Amalia se había ofrecido para cuidar de Pinuzza: eso era lo mejor para todos.
Costanza la había querido mucho. Se lo había demostrado hasta su muerte. Pero desde que cumplió siete años, ya no se confiaba a ella, parecía un caracolillo oculto en su concha. Sucedió después de la primera comunión, sin motivo aparente. Ella pensó que Costanza la consideraba responsable por no haberla protegido. Pero se equivocaba: Costanza no tenía rencores, no la culpaba.
Amalia no era capaz de resignarse. Tras la muerte del barón, Costanza ya no tuvo a nadie a quien confiarse. La miraba con esos ojos grandes y pensativos, sin duda quería decirle algo, pero se abrazaba con fuerza a ella, como una chiquitina, y no abría la boca, como si bastaran esos abrazos para transmitirle su infelicidad.
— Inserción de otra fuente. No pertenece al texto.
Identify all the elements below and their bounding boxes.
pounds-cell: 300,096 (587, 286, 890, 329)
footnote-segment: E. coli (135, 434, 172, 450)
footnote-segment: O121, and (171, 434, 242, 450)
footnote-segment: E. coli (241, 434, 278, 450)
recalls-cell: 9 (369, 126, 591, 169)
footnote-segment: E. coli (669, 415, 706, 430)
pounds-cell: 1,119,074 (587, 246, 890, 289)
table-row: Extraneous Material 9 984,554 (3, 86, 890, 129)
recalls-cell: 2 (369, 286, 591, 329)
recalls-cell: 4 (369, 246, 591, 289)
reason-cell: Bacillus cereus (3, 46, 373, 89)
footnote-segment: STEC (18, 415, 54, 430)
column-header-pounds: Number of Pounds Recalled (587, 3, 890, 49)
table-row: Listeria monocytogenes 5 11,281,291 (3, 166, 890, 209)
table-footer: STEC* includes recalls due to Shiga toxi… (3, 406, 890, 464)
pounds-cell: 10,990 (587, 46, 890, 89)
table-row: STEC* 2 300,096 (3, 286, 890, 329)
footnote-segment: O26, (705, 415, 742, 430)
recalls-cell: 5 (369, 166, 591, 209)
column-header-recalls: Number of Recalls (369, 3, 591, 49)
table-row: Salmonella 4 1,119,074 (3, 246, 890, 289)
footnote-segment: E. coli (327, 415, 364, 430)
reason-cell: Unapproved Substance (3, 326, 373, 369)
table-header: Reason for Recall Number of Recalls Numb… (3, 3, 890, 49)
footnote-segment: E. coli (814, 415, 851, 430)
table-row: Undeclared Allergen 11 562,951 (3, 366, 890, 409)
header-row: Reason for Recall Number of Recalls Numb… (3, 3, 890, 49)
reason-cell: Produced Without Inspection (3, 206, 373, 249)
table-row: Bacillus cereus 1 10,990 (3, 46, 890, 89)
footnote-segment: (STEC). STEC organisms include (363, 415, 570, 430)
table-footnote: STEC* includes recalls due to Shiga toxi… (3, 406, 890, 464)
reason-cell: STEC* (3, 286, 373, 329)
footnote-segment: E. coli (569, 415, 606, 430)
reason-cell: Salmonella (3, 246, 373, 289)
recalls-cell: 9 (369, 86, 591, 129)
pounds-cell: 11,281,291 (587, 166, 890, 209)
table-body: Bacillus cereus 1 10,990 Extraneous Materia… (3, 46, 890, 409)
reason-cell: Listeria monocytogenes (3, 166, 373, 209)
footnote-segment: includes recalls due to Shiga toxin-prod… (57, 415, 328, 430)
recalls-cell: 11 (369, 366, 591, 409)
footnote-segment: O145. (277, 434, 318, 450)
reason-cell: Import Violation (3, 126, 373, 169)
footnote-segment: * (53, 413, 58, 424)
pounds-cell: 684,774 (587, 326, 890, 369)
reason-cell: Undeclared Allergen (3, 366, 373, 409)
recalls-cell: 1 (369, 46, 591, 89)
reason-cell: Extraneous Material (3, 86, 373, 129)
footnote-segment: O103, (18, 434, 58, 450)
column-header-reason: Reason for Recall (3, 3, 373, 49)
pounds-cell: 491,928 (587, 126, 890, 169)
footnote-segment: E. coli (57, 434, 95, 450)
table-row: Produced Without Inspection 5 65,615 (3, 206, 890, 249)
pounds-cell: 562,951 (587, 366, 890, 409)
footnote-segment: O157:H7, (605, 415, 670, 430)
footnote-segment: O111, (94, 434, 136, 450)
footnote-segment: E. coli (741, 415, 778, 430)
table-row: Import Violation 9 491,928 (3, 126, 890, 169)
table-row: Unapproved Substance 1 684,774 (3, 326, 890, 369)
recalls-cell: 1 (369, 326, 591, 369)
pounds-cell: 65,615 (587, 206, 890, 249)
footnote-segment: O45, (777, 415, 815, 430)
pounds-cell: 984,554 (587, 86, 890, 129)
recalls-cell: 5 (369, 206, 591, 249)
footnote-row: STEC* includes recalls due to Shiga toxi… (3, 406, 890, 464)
Se había casado, pero aquel marido era como si no existiera. Costanza se encontraba sola y triste. Por qué no confiaba en ella, en su nodriza, siguió siendo un misterio. Pero es que misterios había muchos en casa Safamita. El señor Paolo le sugirió que no le diera más vueltas:
- Es una noble, y ellos son así. Quizás a fuerza de estar a tu lado, se hubiera vuelto como una criada, y eso no estaría bien -le dijo.
De vez en cuando, a Costanza se le escapaban cosas extrañas, pero «pensadas». Amalia no las entendía. Era inútil pedir explicaciones: Costanza enrojecía por entero, como si se avergonzara de su debilidad, y no soltaba prenda. Sin embargo, siempre contaba con ella en las ocasiones difíciles y penosas. La quiso a su lado en el seminario, durante su visita al padre Puma. En la carroza, de regreso, Costanza estaba afligida.
- ¡Hay que ver cómo está el padre Puma! -le había dicho Amalia para distraerla-. Completamente ido. Nada de lo que decía tenía sentido.
Costanza se arrellanó en el asiento de la carroza.
- Para mí ha sido suficiente así -dijo, y no añadió nada más.